[Ger-Poland-Volhynia] Customs and Traditions of Volhynians

Günther Böhm GHBoehm at ish.de
Sun Sep 12 23:53:25 PDT 2004

GVLESS at aol.com schrieb:

>The words were:  (and perhaps not spelled correctly)
this one is correctly spelled and indeed of Yiddish origin but it was 
used for misfortune or mishap. Its source is a connection of the German 
word "schlimm" = grave, serious, bad, and the Hebrew word "mazel" = 
luck, fortune.

>Schlameel  (or schlameil)
Schlemihl stems from the German novel by Adalbert  von Chamisso "Peter 
Schlemihls wundersame Geschichte" of 1814. Its origin is again Yiddisch 
(at least Chamisso said so) and actually means "beloved by god" though 
it was used for "unlucky devil" or "walking disaster".

>Kleiner Schlingel
Schlingel stems from Middle Lower German "Sluengel" and means "man [boy] 
with time on his hands" or "good for nothing".
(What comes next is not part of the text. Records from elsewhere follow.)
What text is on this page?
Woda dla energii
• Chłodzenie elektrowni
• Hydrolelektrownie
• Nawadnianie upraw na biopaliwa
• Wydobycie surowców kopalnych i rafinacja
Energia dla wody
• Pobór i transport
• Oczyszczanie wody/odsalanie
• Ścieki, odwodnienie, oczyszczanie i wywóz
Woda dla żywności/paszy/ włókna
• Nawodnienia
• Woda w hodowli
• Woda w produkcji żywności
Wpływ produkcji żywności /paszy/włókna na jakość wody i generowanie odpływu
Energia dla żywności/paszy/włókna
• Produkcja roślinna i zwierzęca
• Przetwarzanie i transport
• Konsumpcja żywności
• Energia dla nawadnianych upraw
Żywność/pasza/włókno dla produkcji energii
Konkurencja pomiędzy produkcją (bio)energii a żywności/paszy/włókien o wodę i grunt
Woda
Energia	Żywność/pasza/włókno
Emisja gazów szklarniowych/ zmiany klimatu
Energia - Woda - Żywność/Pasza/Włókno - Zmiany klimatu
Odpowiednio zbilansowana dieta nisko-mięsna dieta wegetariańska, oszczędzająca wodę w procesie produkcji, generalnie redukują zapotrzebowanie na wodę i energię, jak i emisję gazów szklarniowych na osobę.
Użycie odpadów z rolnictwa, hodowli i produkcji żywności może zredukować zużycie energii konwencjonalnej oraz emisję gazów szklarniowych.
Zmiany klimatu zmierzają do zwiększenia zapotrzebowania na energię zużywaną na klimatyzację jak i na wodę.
The Yiddish words were common through whole Germany though still more in 
its southern regions and primarily used by the humble tradesmen and 
peasants. After a certain decline of Yiddisch words in 19th century, 
their use increased again when lots of Polish and Ukrainian speaking 
workers immigrated to the Westphalian mining and industrial region. 
Typical Yiddish words from the latter period are "maloche" = hard work 
(originally Hebrew "malakha" = labor, work), "Knast" = prison 
(originally Hebrew "knas" = punishment), or the Berlin idiom "dufte" (in 
Westphalia "tofte") = great, smashingly (originally Hebrew "tow" = good).